この世界はそんな速い乗り物はないと思う。見てないからなんとも言えないが…
予想だが馬車が一番速いと思っている。
実際は距離が長い場合に限る。瞬速だと人が一番速かったりする。魔法による恩恵が大きく、時速でいうと50キロぐらい出る。大した距離は走れないが…
そして街に到着した。
龍之介は街から少し離れた場所に着地した。理由はパニックを引き起こすことがあると考えたからだ。魔法がどこまで進んでいるかは分からないが、空を飛ぶのは、出来ないと考えている。飛べたら、さっきの四人も飛んでいるはずである。
龍之介は街に向かって歩く。だんだんと街が見えてくる、と思ったが壁に囲まれている。おそらく魔物の襲撃を防ぐためだろう。皆が皆戦えるわけではないのだ。
街の壁まで来ると門番らしき人がいた。見た目は鎧を着ているから体はわからないが、大きく顔は厳しくも優しそうな雰囲気を纏っている。お父さん、が一番わかりやすい例えかも知れない。
「む、なんで外から子供一人で…」
どうやら龍之介の存在に気がついたようだ。龍之介も目が合い気がつかれたことを察する。
街の外は魔物がいるので子供、それも見た目が5、6歳の子供が基本的にいるはずがない。例外としては、別の街からの引越しで親とともに馬車で外に出て、その道中に盗賊に襲われるパターンだ。この街は魔物の巣窟と言われる森がある。龍之介が生まれてきた場所もそこである。強力な個体が多く盗賊もその危険性を加味してあまり出ないため、門番はその可能性を消す。
他のパターンとしたら、見た目が子供なだけで実は大人のパターンに、いたずらで外に出たパターンぐらいだろうか。後者は、その危険性をなくすために門番がいる。変わる時も、そういうことがないように気をつけているため可能性は薄い。消去法で見た目が子供なだけなパターンだと門番は考える。実際そういう人種はいるし門番も何回も見たことがある。
「ギルドカードの提示をお願いします」
龍之介はそんなものを持っているわけがないし、そんなものが必要と思っていなかった。だが異世界ものではよくある設定であるし、地球でも外国に行く時はパスポートが必要だったし、むしろ当然なのかも知れない。
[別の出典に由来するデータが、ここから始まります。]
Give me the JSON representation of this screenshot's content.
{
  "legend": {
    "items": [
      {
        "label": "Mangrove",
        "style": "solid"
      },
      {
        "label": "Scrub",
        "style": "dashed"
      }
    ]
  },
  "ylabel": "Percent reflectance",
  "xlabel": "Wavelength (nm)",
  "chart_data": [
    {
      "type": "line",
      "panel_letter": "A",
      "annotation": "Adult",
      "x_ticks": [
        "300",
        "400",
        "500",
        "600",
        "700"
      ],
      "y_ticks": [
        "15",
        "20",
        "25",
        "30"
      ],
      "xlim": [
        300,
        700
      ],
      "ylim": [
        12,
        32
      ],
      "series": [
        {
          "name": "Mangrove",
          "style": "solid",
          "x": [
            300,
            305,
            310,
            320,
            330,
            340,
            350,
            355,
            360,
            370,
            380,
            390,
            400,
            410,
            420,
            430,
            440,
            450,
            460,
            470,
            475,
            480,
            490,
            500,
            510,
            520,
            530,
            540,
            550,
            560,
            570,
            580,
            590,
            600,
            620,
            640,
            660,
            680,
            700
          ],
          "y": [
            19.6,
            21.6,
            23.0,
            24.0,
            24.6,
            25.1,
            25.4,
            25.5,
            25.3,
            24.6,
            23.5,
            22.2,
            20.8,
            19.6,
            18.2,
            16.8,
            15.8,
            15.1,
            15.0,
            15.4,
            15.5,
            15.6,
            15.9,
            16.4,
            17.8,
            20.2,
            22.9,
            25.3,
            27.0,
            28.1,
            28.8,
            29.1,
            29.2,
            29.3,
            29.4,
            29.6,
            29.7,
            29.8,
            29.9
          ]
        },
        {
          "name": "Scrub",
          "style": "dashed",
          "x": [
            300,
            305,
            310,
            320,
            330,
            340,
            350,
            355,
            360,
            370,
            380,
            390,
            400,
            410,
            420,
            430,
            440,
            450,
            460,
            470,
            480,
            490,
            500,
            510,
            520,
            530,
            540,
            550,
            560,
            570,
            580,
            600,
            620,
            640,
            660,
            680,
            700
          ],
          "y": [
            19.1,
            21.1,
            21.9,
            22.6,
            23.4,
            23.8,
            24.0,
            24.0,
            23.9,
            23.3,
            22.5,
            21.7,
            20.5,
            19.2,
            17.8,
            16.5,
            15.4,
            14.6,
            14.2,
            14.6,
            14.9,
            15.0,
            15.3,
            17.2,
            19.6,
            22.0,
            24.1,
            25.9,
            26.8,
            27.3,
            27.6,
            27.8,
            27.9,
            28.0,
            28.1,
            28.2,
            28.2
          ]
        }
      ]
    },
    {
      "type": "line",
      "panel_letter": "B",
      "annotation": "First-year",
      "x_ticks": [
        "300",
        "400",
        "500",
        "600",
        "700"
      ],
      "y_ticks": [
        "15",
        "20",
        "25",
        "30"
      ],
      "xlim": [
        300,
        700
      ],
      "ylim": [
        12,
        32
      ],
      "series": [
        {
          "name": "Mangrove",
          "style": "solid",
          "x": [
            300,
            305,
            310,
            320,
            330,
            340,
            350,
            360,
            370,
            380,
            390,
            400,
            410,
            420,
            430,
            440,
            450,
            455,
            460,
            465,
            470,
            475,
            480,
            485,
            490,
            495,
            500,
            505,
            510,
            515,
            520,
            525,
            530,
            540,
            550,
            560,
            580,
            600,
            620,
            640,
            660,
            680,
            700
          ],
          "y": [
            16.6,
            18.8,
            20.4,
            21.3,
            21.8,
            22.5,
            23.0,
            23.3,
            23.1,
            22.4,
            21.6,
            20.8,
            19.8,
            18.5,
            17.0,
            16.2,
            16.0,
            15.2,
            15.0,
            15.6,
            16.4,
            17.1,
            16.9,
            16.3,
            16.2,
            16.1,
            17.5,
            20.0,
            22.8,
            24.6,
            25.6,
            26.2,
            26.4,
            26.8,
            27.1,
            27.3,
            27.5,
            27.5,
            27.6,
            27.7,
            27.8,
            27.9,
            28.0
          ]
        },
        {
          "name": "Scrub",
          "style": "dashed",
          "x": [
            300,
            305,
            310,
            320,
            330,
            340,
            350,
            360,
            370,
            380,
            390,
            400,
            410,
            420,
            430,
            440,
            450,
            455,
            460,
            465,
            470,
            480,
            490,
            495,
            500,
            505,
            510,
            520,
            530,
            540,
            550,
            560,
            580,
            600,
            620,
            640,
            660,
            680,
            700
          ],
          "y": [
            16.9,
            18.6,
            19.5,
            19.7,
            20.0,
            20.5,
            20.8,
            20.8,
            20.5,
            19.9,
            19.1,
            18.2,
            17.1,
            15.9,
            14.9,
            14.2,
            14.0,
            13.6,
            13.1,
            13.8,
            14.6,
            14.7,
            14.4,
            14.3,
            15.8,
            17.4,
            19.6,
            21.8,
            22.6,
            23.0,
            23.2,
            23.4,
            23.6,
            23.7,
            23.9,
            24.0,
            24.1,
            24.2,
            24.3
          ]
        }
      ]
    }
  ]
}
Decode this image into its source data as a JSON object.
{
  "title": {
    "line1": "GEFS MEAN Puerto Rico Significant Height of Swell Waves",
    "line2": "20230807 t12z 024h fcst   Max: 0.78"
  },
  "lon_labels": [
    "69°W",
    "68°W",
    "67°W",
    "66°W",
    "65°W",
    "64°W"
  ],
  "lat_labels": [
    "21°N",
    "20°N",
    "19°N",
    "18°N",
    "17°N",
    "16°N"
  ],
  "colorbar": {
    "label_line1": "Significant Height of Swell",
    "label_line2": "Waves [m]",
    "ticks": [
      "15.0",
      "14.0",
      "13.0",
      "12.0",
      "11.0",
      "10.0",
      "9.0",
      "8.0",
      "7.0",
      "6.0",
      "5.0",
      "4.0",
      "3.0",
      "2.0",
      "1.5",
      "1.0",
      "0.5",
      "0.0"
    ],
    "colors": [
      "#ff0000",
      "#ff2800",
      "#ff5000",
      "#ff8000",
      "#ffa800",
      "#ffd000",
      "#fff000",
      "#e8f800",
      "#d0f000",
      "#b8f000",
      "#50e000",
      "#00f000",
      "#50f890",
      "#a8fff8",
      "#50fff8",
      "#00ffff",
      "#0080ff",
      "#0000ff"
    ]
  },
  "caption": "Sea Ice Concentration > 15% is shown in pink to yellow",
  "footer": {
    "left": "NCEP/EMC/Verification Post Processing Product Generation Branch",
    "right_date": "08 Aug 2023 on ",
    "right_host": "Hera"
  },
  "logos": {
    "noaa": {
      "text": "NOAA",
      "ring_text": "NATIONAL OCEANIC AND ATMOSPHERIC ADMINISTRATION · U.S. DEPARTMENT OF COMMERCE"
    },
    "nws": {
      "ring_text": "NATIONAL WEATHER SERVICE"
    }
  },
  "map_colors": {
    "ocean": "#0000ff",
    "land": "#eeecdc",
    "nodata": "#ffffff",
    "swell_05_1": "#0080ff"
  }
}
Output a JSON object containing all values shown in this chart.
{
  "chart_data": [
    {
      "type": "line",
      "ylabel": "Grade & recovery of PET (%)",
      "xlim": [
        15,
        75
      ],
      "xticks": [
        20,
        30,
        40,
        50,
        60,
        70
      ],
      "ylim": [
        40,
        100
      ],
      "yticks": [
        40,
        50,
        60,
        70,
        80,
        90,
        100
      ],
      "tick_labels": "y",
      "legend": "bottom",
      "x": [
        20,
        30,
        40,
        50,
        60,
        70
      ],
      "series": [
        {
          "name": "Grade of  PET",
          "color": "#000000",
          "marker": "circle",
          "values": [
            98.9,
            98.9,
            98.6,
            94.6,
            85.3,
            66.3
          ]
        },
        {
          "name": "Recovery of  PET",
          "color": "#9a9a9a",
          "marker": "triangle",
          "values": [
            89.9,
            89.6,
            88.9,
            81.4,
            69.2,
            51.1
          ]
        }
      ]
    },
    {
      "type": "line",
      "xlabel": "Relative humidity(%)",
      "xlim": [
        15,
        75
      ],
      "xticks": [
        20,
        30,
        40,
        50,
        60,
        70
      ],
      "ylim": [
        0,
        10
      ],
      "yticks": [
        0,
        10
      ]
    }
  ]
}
知っていれば魔法で作ってやることもできたのに…とは思うが、もう遅い。ここは嘘をつくことにする。
「すいません、無くしました」
「そうですか、依頼の帰りですか?」
意外にも良い対応を不思議に思うが、あまり疑ってないのかも知れない。失くすのがよくあるとか。実際はそうではなく、そういう対応をした方が穏便にことが進むのを門番が分かっている事にある。
なので、門番はめちゃくちゃ龍之介を疑っている。
「そうなんですよ、魔物に襲われましてね」
「そうですか、それは大変でしたね。ギルドカードを紛失したという事なのでついてきてください」
この一言が龍之介をもっと疑う発言になる。なぜなら、龍之介が丸腰だからだ。そんな人が門番が通すわけがない。
となると、何か秘密があるに違いないと確信する。
よくあるのは、他国のスパイだ。
この街は、魔物が強力なため、冒険者も強い者が多い。なので戦争を吹っかけようとしている国が偵察に来るのはこの街のあるなのだ。端にあるというのもあるが、この街に来れば戦力がだいたいわかるとされている、と言われている。
他には盗賊が巻き上げた金で食料を買いに来たり武器を調達しに来るとか、珍しいパターンだと貴族や王族とかだ。ただその場合、護衛が優秀でかつ人数も多いのでまずない。
もしそんなことがあったら一大事である。盗賊にしろ魔物にしろ討伐隊が組まれる事になる。そしてその可能性も捨てきれなくはない。森でZクラスのドラゴンが確認されたからだ。いきなり襲うということはなかったらしいが偶然かも知れない。おそらくギルドマスターや国に報告されていることだろう。SSランクの冒険者が10人体制で調査する事になるだろう。残念ながらそのドラゴンは龍之介なので龍之介が変身しないと二度と現れない。
門番が連れてきたのは、ある一室。部屋は、ソファと机が置かれている。味気がない部屋であるが他の街から来た人の取調べだとその程度でいいのかも知れない。